The results of Phenome-Wide MR analysis. The PWMR analysis indicated that, at the genetic level, 23 (GLGC2021), 1 (GLGC2013), and 2 (ieu-b-4846) diseases or symptoms were significantly associated with NPC1L1, respectively. In the GLGC2021, NPC1L1 inhibitors may reduce the risk of the following diseases or symptoms, including: respiratory abnormalities, pancreatic cancer, obstruction of the bile duct, adverse effects caused by opiates and related narcotics during therapeutic use, malposition and malpresentation of the fetus or obstruction, Bladder neck obstruction, hypovolemia, unstable angina (intermediate coronary syndrome), acquired toe deformities, ulcer of the esophagus, coronary atherosclerosis, hypercholesterolemia, disorders of lipoid metabolism, hyperlipidemia, ischemic heart disease.

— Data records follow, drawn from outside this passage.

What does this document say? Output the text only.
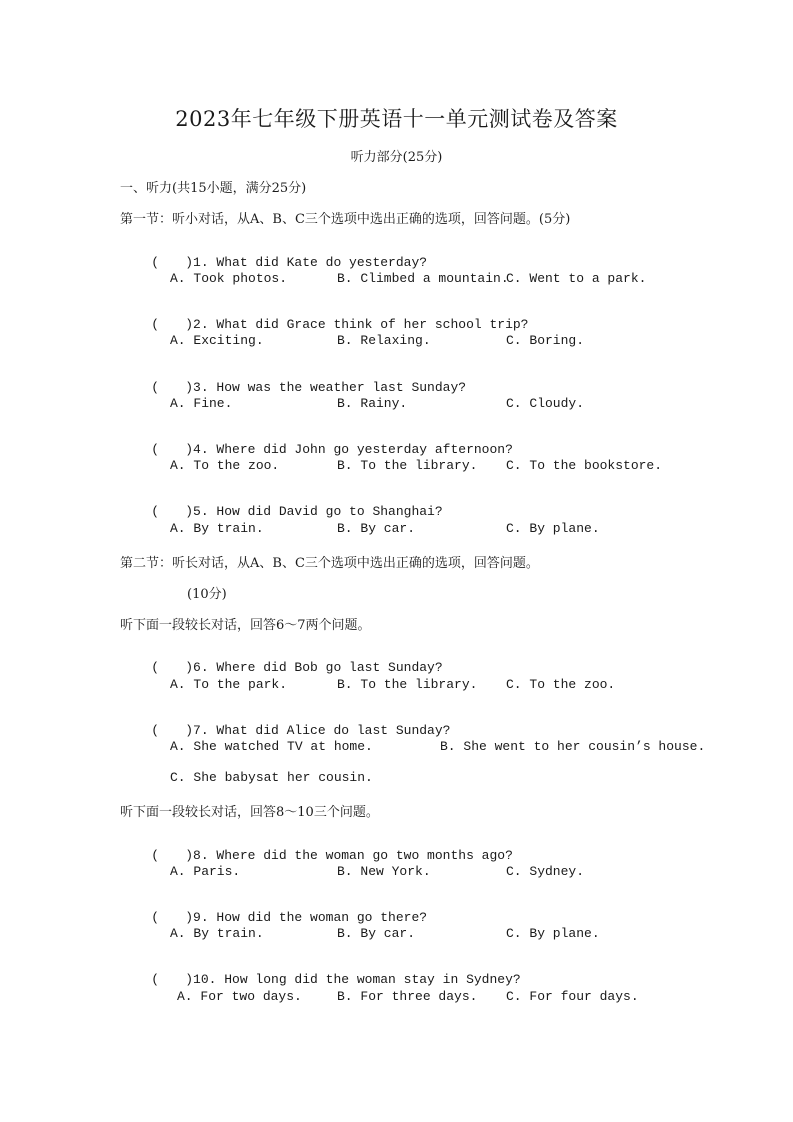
2023年七年级下册英语十一单元测试卷及答案
听力部分(25分)
一、听力(共15小题，满分25分)
第一节：听小对话，从A、B、C三个选项中选出正确的选项，回答问题。(5分)

( )1. What did Kate do yesterday?

A. Took photos.	B. Climbed a mountain.
C. Went to a park.

( )2. What did Grace think of her school trip?

A. Exciting.	B. Relaxing.	C. Boring.

( )3. How was the weather last Sunday?

A. Fine.	B. Rainy.	C. Cloudy.

( )4. Where did John go yesterday afternoon?

A. To the zoo.	B. To the library. C. To the bookstore.

( )5. How did David go to Shanghai?

A. By train.	B. By car.	C. By plane.
第二节：听长对话，从A、B、C三个选项中选出正确的选项，回答问题。
(10分)
听下面一段较长对话，回答6～7两个问题。

( )6. Where did Bob go last Sunday?

A. To the park.	B. To the library. C. To the zoo.

( )7. What did Alice do last Sunday?

A. She watched TV at home.	B. She went to her cousin’s house.
C. She babysat her cousin.
听下面一段较长对话，回答8～10三个问题。

( )8. Where did the woman go two months ago?

A. Paris.	B. New York.	C. Sydney.

( )9. How did the woman go there?

A. By train.	B. By car.	C. By plane.

( )10. How long did the woman stay in Sydney?

A. For two days.	B. For three days. C. For four days.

In addition, it may also increase the risk of the diseases or conditions, including gastritis and duodenitis, viral infection, sciatica, migraine, actinic keratosis, other acquired musculoskeletal deformities, abnormal findings on examination of the gastrointestinal tract or abdominal area, cancer of the esophagus. In both GLGC2013 and ieu-b-4846, the therapeutic effect of NPC1L1 inhibitors was observed solely for hyperlipidemia (P < 0.05/782).

Fig. 10

The result of MR analysis between NPC1L1 and LFTs. MR analysis revealed association between NPC1L1 and ALP, GGT, TBIL. However, the MR results for GGT exhibited heterogeneity and horizontal pleiotropy, rendering them unreliable. Ultimately, genetic prediction confirmed that NPC1L1 inhibitors have a protective effect on ALP and TBIL.

Fig. 11

Meta-analysis results between NPC1L1 and liver function tests. Meta analysis revealed association between NPC1L1 and ALP, GGT, TBIL. However, the MR results for GGT exhibited heterogeneity and horizontal pleiotropy, rendering them unreliable. Ultimately, genetic prediction confirmed that NPC1L1 inhibitors have a protective effect on ALP and TBIL.